But for a select few, whether their home is far away or they have other commitments and don’t travel home, Easter is spent in a lonely dorm or apartment on a campus that’s reminiscent of a post-apocalyptic scene.

This Easter break, campus seemed like a club without meetings or get-togethers. Instead, students that stayed on campus unknowingly sat in isolation, sometimes only a thin wall away, and waited for the return of the rigid yet surprisingly welcome routine of a typical school week.

Even though Russell Lee, a freshman in the College of Health Sciences, and Danny Botero, a sophomore in the College of Engineering, had extremely different backgrounds, their campus experiences were surprisingly similar.

Botero is from Miami, so home is almost 1500 miles by car and a $300 round-trip plane ticket. He chose to go home just a few weeks ago for spring break, so coming home again for Easter would have been a bit exhaustive for his bank account.

“Campus was really empty,” he said. “Saturday night the 10 or so kids in Straz were all hanging out by the DR’s office. It was really funny.”

Botero had never missed a holiday with his family before, a feeling he described as odd. He said he felt the holiday had just passed or never happened.

“Saturday night, I was awake until 9 a.m. (playing video games),” he said. “Sunday, I went to the beach. Not a typical Easter.”

His normal Easter at home consists of a morning mass, something he repeated in Milwaukee by attending a service at Gesu, an Easter lunch, which he replaced with the beach and Bel-Air tacos, and a night of family bonding that was swapped with “Overwatch,” “Counter-Strike” and a casual stroll around the Joan of Arc chapel.

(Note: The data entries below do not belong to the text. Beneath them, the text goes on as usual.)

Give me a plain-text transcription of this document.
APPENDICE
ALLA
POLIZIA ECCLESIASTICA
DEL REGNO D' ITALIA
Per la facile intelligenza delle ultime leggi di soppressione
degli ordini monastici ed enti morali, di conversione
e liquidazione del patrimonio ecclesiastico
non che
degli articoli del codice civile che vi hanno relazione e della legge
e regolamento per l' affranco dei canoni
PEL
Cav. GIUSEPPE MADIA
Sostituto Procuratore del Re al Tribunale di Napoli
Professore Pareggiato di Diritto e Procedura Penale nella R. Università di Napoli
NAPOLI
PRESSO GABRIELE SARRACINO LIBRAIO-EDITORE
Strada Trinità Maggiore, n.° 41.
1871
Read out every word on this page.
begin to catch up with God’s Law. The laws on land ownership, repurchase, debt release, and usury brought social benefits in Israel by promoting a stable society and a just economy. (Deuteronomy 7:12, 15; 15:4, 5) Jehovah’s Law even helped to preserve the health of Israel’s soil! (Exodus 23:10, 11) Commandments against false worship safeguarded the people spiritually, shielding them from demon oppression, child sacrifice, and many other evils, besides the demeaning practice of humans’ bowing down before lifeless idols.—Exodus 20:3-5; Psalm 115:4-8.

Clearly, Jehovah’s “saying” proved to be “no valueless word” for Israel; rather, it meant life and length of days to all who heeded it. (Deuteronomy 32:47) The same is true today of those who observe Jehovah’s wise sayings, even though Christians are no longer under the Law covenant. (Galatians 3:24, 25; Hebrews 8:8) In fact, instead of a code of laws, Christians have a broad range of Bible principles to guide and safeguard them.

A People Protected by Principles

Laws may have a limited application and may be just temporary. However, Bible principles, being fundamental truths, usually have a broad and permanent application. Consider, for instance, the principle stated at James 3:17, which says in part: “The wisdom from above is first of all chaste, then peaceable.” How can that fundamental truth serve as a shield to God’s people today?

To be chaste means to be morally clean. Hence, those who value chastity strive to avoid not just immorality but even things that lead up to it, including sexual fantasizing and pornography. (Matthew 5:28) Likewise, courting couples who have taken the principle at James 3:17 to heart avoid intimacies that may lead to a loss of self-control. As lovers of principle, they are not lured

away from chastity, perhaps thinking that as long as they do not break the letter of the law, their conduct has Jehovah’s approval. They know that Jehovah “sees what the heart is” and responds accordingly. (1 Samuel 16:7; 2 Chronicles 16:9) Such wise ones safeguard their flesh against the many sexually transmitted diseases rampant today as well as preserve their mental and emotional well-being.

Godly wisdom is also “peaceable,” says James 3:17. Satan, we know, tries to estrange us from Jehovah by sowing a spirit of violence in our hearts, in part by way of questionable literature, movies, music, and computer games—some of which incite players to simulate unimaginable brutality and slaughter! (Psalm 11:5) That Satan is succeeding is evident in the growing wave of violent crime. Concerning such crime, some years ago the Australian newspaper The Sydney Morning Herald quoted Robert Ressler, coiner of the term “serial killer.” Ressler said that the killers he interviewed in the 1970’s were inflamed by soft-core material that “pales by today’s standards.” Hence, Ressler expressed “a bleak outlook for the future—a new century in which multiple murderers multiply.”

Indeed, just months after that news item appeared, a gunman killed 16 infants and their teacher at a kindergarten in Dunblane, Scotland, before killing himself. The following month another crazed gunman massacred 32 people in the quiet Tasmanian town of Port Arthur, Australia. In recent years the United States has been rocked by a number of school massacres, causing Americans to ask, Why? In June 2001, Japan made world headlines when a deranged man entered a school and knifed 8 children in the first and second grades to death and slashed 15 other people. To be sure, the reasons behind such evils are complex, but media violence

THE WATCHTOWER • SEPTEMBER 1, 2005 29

Botero found a way to bring home up north. He kept his mass schedule, devoured Bel-Air’s rice and beans (a typical Easter fare for his family) and had one more surprising element on his side.

“(We) got really lucky with the weather. In Miami, we always have Easter t-shirts and shorts; normally you would have to have a vest or something up here,” he said.

So, while there were differences abound, at least the Milwaukee weather cooperated and gave him a small taste of the life he was missing back home.

Miami might seem far, but for Lee, it’s a drop in the Easter basket. That’s because he’s from Malaysia, 9,000 miles West, and he still hasn’t returned home since he left on his brave new adventure last August.

“It sucks missing holidays,” he said. “Chinese New Year is a strong holiday we all celebrate back home. We have family dinners, house hop, get gifts. You feel left out, especially seeing all the pictures on Instagram and Snapchat.”

Lee too said he feels like the holidays just pass by. Of course, he’s aware they exist, it’s just a more distant feeling. But, he’s gotten used to that feeling by trekking through the winter, fall and spring breaks. For that, he thanks the strong group of friends he’s built.

“I’ve never spent a holiday by myself,” he said. “My schedule is pretty consistent during break because of work, and when I didn’t have work, I hung out with my friends to talk or watch TV.”

Lee has discovered the secret group of break holdovers to bide the time, and interestingly, they’ve made his Easter a lot more fascinating.

“(In the United States) there is a bigger Christian community, so there’s a bigger focus on Christian holidays,” he said. In Malaysia, he just went to church, and in the U.S., more traditions are celebrated, such as egg hunting.

“It’s better celebrated here,” Lee said.

However, he had never heard of the art Botero brought up, throwing painted eggs at other people for a kind of primitive enjoyment. In fact, he was horrified.